Nere come il carbone

Stava seduto in cima ad un blocco di cemento, sul molo del porto. Fissava il mare calmo e le poche nuvole sottili che spezzavano il blu del cielo. Conosceva ogni crepa di quel blocco, individuava navi da grande distanza e chiamava per nome i fedeli gabbiani. Questo perché fin da piccolo quel seggio era stato suo.
Jade giaceva scomodamente sdraiato sul cemento. Gli occhi cerulei brillavano, persi nel cielo.
Una brezza iniziava a soffiare, spazzando via i piccoli nembi e portandone di più minacciosi. Ora i brillanti occhi del colore del cielo si tingevano d’un rosso spento, unito al grigio plumbeo delle nubi. Il mondo attorno a Jade parve sospendersi. Le navi nodose non dondolavano più, benché il vento fosse ora impetuoso. I marinai sembravano essersi dileguati.

«Dalle nostre parti si narra una leggenda»
Jade si era assopito ma aveva udito quelle parole distintamente.
Si alzò dal giaciglio e si mise a sedere.
«Chi è lei?»
Si trovava di fronte ad un vecchio dalla barba bianca ed un lungo cappotto nero.
«La leggenda narra di nubi grigie e rosse provenire da Oriente» proseguì il vecchio dal volto scavato.
«Nubi come quelle» con il mento aveva accennato alle gigantesche formazioni che si ammassavano all’orizzonte.
«Mai sentite storie simili» rispose seccato Jade, deluso di non essere padrone di ogni aspetto del luogo.
«Sono storie vecchie, almeno quanto il mare».
Jade era ora incuriosito. Una folata improvvisa sferzò i capelli sottili del ragazzo.
«Senti che è un vento diverso questo? Intuisci la consistenza degli incubi, Jade?»
«Come sai il mio nome?».
«Anche quello è vecchio quanto il mare».

Le nuvole ormai oscuravano il cielo e la luce del sole filtrava a malapena da qualche pertugio. Anch’essa però giungeva arrossata. Era una tempesta senza tuoni.
Gli occhi di Jade stavano mutando ancora e il vegliardo sembrava in attesa di qualcosa.
«Quando le nubi avranno oscurato il sole, allora all’orizzonte appariranno mille vascelli neri come il carbone e il cielo sarà definitivamente diviso dal mare.»
Jade era ipnotizzato e fissava la linea curva, trattenendo il fiato.
«Solo a quel punto ai tuoni sarà permesso scendere».
«Non vedo alcuna nave, nessun tuono calerà» disse Jade sovrappensiero.

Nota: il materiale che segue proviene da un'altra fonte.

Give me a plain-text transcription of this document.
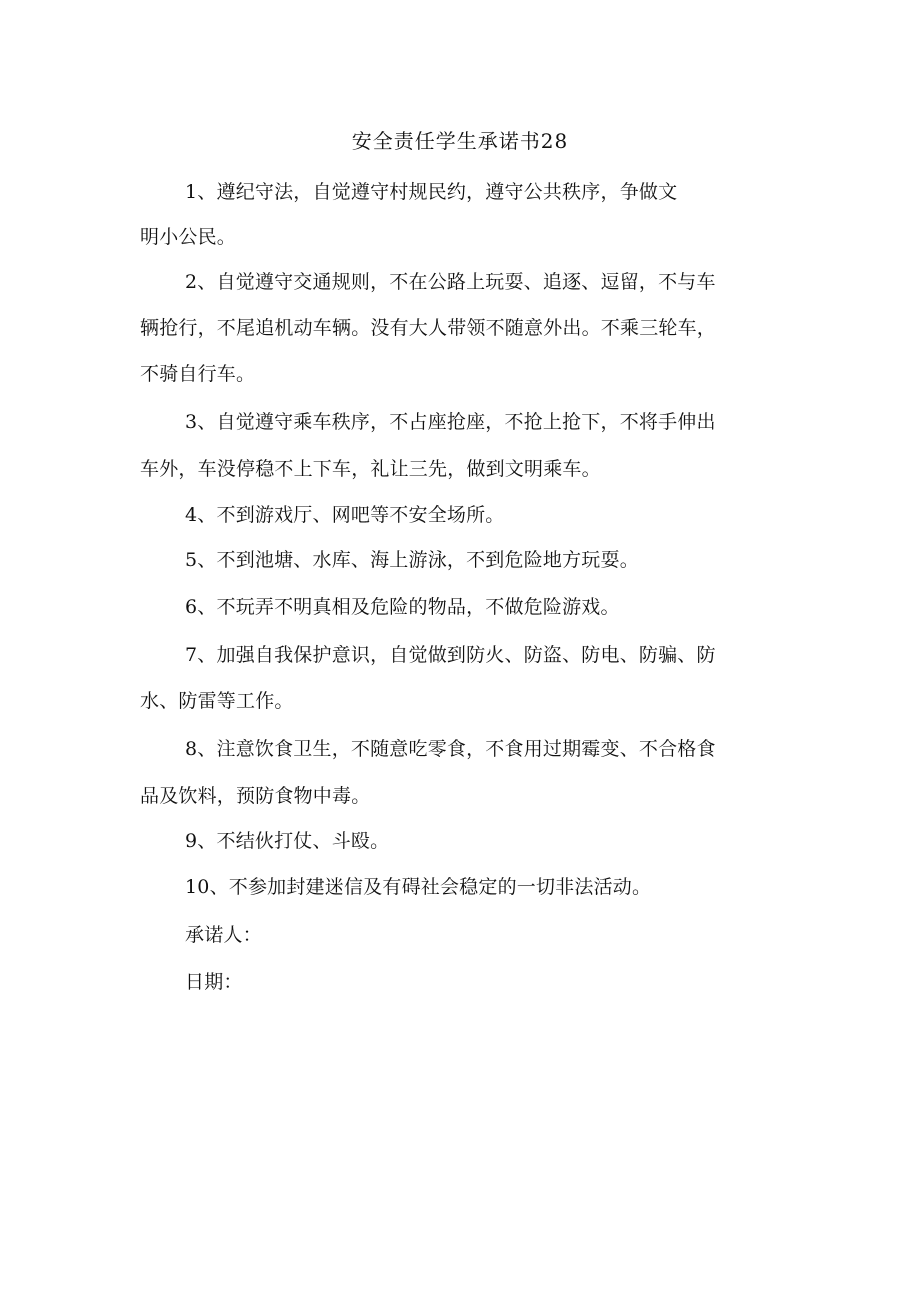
安全责任学生承诺书28
1、遵纪守法，自觉遵守村规民约，遵守公共秩序，争做文
明小公民。
2、自觉遵守交通规则，不在公路上玩耍、追逐、逗留，不与车
辆抢行，不尾追机动车辆。没有大人带领不随意外出。不乘三轮车，
不骑自行车。
3、自觉遵守乘车秩序，不占座抢座，不抢上抢下，不将手伸出
车外，车没停稳不上下车，礼让三先，做到文明乘车。
4、不到游戏厅、网吧等不安全场所。
5、不到池塘、水库、海上游泳，不到危险地方玩耍。
6、不玩弄不明真相及危险的物品，不做危险游戏。
7、加强自我保护意识，自觉做到防火、防盗、防电、防骗、防
水、防雷等工作。
8、注意饮食卫生，不随意吃零食，不食用过期霉变、不合格食
品及饮料，预防食物中毒。
9、不结伙打仗、斗殴。
10、不参加封建迷信及有碍社会稳定的一切非法活动。
承诺人：
日期：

Nel pronunciare quelle parole si girò. Dove prima il porto era nascosto dalla figura slanciata del vecchio, ora erano visibili tutti i moli e le banchine. Il vecchio era scomparso.
Jade rimase inebetito per qualche istante. “Nessuna nave, nessun tuono”, ripeteva tra sé e sé.
II cielo nel frattempo si era rischiarato. I suoi occhi erano però ancora grigi e rossi.
“Sono solo vecchie storie” Jade fissava ancora l’orizzonte, mentre i lampi nell’iride illuminavano l’arrivo di mille navi. Nere come il carbone.